Burlon is visibly more enthusiastic about the addition of Alicia Keys to the list of County of Milan devotees and notes that Drake was the first celebrity to ever wear his label. "Music is one of my big inspirations," he says. As a DJ, he listens to a lot of dance tracks, but also cites Drake's "Get It Together" as a current fave. He pulls out his phone and scrolls through some songs he's been listening to lately, pausing to play a few bars of "No Diggity."
"I was going back to the '90s today. Sometimes you need that," he mumbles, before settling on "Save Tonight," by mop-haired one hit wonder Eagle-Eye Cherry. "He's so cute," he says, noting that he would love to have Eagle-Eye walk in a County of Milan show one day.
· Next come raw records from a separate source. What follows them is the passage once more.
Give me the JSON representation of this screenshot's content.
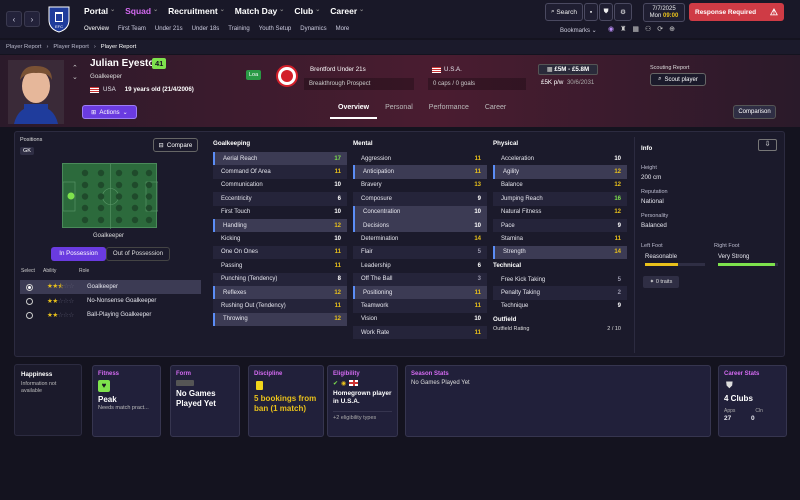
{
  "nav": {
    "back_icon": "chevron-left-icon",
    "fwd_icon": "chevron-right-icon",
    "menu": [
      "Portal",
      "Squad",
      "Recruitment",
      "Match Day",
      "Club",
      "Career"
    ],
    "selected": "Squad",
    "sub": [
      "Overview",
      "First Team",
      "Under 21s",
      "Under 18s",
      "Training",
      "Youth Setup",
      "Dynamics",
      "More"
    ],
    "search": "Search",
    "date": "7/7/2025",
    "day": "Mon",
    "time": "09:00",
    "response": "Response Required",
    "bookmarks": "Bookmarks"
  },
  "breadcrumb": [
    "Player Report",
    "Player Report",
    "Player Report"
  ],
  "player": {
    "name": "Julian Eyestone",
    "ca": "41",
    "position": "Goalkeeper",
    "nation": "USA",
    "age": "19 years old (21/4/2006)",
    "loan": "Loa",
    "club": "Brentford Under 21s",
    "role_desc": "Breakthrough Prospect",
    "country": "U.S.A.",
    "caps": "0 caps / 0 goals",
    "value": "£5M - £5.8M",
    "wage": "£5K p/w",
    "contract": "30/6/2031",
    "scouting": "Scouting Report",
    "scout_btn": "Scout player",
    "actions": "Actions"
  },
  "tabs": [
    "Overview",
    "Personal",
    "Performance",
    "Career"
  ],
  "comparison": "Comparison",
  "left": {
    "positions": "Positions",
    "gk": "GK",
    "compare": "Compare",
    "pitch_label": "Goalkeeper",
    "in_pos": "In Possession",
    "out_pos": "Out of Possession",
    "col_select": "Select",
    "col_ability": "Ability",
    "col_role": "Role",
    "roles": [
      {
        "name": "Goalkeeper",
        "stars": 2.5
      },
      {
        "name": "No-Nonsense Goalkeeper",
        "stars": 2
      },
      {
        "name": "Ball-Playing Goalkeeper",
        "stars": 2
      }
    ]
  },
  "attrs": {
    "gk_title": "Goalkeeping",
    "gk": [
      [
        "Aerial Reach",
        "17"
      ],
      [
        "Command Of Area",
        "11"
      ],
      [
        "Communication",
        "10"
      ],
      [
        "Eccentricity",
        "6"
      ],
      [
        "First Touch",
        "10"
      ],
      [
        "Handling",
        "12"
      ],
      [
        "Kicking",
        "10"
      ],
      [
        "One On Ones",
        "11"
      ],
      [
        "Passing",
        "11"
      ],
      [
        "Punching (Tendency)",
        "8"
      ],
      [
        "Reflexes",
        "12"
      ],
      [
        "Rushing Out (Tendency)",
        "11"
      ],
      [
        "Throwing",
        "12"
      ]
    ],
    "mental_title": "Mental",
    "mental": [
      [
        "Aggression",
        "11"
      ],
      [
        "Anticipation",
        "11"
      ],
      [
        "Bravery",
        "13"
      ],
      [
        "Composure",
        "9"
      ],
      [
        "Concentration",
        "10"
      ],
      [
        "Decisions",
        "10"
      ],
      [
        "Determination",
        "14"
      ],
      [
        "Flair",
        "5"
      ],
      [
        "Leadership",
        "6"
      ],
      [
        "Off The Ball",
        "3"
      ],
      [
        "Positioning",
        "11"
      ],
      [
        "Teamwork",
        "11"
      ],
      [
        "Vision",
        "10"
      ],
      [
        "Work Rate",
        "11"
      ]
    ],
    "physical_title": "Physical",
    "physical": [
      [
        "Acceleration",
        "10"
      ],
      [
        "Agility",
        "12"
      ],
      [
        "Balance",
        "12"
      ],
      [
        "Jumping Reach",
        "16"
      ],
      [
        "Natural Fitness",
        "12"
      ],
      [
        "Pace",
        "9"
      ],
      [
        "Stamina",
        "11"
      ],
      [
        "Strength",
        "14"
      ]
    ],
    "technical_title": "Technical",
    "technical": [
      [
        "Free Kick Taking",
        "5"
      ],
      [
        "Penalty Taking",
        "2"
      ],
      [
        "Technique",
        "9"
      ]
    ],
    "outfield_title": "Outfield",
    "outfield_label": "Outfield Rating",
    "outfield_value": "2 / 10"
  },
  "info": {
    "title": "Info",
    "height_l": "Height",
    "height": "200 cm",
    "rep_l": "Reputation",
    "rep": "National",
    "pers_l": "Personality",
    "pers": "Balanced",
    "lf_l": "Left Foot",
    "lf": "Reasonable",
    "rf_l": "Right Foot",
    "rf": "Very Strong",
    "traits": "0 traits"
  },
  "cards": {
    "happiness": "Happiness",
    "happy_text": "Information not available",
    "fitness": "Fitness",
    "fit_v": "Peak",
    "fit_s": "Needs match pract...",
    "form": "Form",
    "form_v": "No Games Played Yet",
    "discipline": "Discipline",
    "disc_v": "5 bookings from ban (1 match)",
    "eligibility": "Eligibility",
    "elig_v": "Homegrown player in U.S.A.",
    "elig_s": "+2 eligibility types",
    "season": "Season Stats",
    "season_v": "No Games Played Yet",
    "career": "Career Stats",
    "career_v": "4 Clubs",
    "apps_l": "Apps",
    "apps": "27",
    "cln_l": "Cln",
    "cln": "0"
  },
  "colors": {
    "accent": "#d36af0",
    "attr_good": "#7ee24d",
    "attr_mid": "#e9c11b",
    "response": "#cf3b45",
    "primary": "#6a3be0"
  }
}
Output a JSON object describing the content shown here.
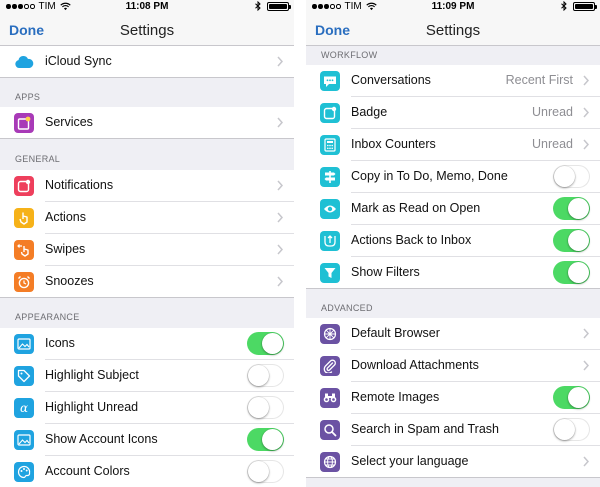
{
  "status_bar": {
    "carrier": "TIM",
    "time_left": "11:08 PM",
    "time_right": "11:09 PM"
  },
  "navbar": {
    "done_label": "Done",
    "title": "Settings"
  },
  "colors": {
    "accent": "#2a6ebf",
    "toggle_on": "#4cd964",
    "blue_icon": "#1fa3e0",
    "purple_icon": "#a83ab7",
    "red_icon": "#ee3f5c",
    "yellow_icon": "#f6b219",
    "orange_icon": "#f47d26",
    "teal_icon": "#1fc0d4",
    "violet_icon": "#6b52a3"
  },
  "left": {
    "top_row": {
      "label": "iCloud Sync",
      "icon": "cloud-icon"
    },
    "apps": {
      "header": "APPS",
      "items": [
        {
          "label": "Services",
          "icon": "services-icon"
        }
      ]
    },
    "general": {
      "header": "GENERAL",
      "items": [
        {
          "label": "Notifications",
          "icon": "notification-icon"
        },
        {
          "label": "Actions",
          "icon": "hand-tap-icon"
        },
        {
          "label": "Swipes",
          "icon": "swipe-hand-icon"
        },
        {
          "label": "Snoozes",
          "icon": "alarm-clock-icon"
        }
      ]
    },
    "appearance": {
      "header": "APPEARANCE",
      "items": [
        {
          "label": "Icons",
          "icon": "image-icon",
          "toggle": true
        },
        {
          "label": "Highlight Subject",
          "icon": "tag-icon",
          "toggle": false
        },
        {
          "label": "Highlight Unread",
          "icon": "alpha-icon",
          "toggle": false
        },
        {
          "label": "Show Account Icons",
          "icon": "image-icon",
          "toggle": true
        },
        {
          "label": "Account Colors",
          "icon": "palette-icon",
          "toggle": false
        }
      ]
    }
  },
  "right": {
    "workflow": {
      "header": "WORKFLOW",
      "items": [
        {
          "label": "Conversations",
          "value": "Recent First",
          "icon": "chat-bubble-icon"
        },
        {
          "label": "Badge",
          "value": "Unread",
          "icon": "badge-icon"
        },
        {
          "label": "Inbox Counters",
          "value": "Unread",
          "icon": "calculator-icon"
        },
        {
          "label": "Copy in To Do, Memo, Done",
          "icon": "signpost-icon",
          "toggle": false
        },
        {
          "label": "Mark as Read on Open",
          "icon": "eye-icon",
          "toggle": true
        },
        {
          "label": "Actions Back to Inbox",
          "icon": "return-arrow-icon",
          "toggle": true
        },
        {
          "label": "Show Filters",
          "icon": "filter-icon",
          "toggle": true
        }
      ]
    },
    "advanced": {
      "header": "ADVANCED",
      "items": [
        {
          "label": "Default Browser",
          "icon": "compass-icon"
        },
        {
          "label": "Download Attachments",
          "icon": "paperclip-icon"
        },
        {
          "label": "Remote Images",
          "icon": "binoculars-icon",
          "toggle": true
        },
        {
          "label": "Search in Spam and Trash",
          "icon": "magnifier-icon",
          "toggle": false
        },
        {
          "label": "Select your language",
          "icon": "globe-icon"
        }
      ]
    }
  }
}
The erstwhile Swedish pop sensation may have missed the friend wedding, but if he ever were to make it into Burlon's inner circle, the creative director will likely find a way to pay tribute to him. Last week, he sat for a new tattoo — his 19th and biggest yet, spanning the whole of his back — based on the design used on a sweatshirt he sent down the runway during his Fall 2017 show. It depicts eight phases of the moon accompanied by the initials of his closest friends. He included an excerpt from "El Gaucho Martín Fierro" around the perimeter, a famous Argentine poem by José Hernández that describes being born, living, dying, and meeting God while singing. For the tattoo, Burlon adjusted the poet's words to suit his own point of view. "I changed 'singing,' to 'dancing,'" he says. "There's a lot to celebrate in life."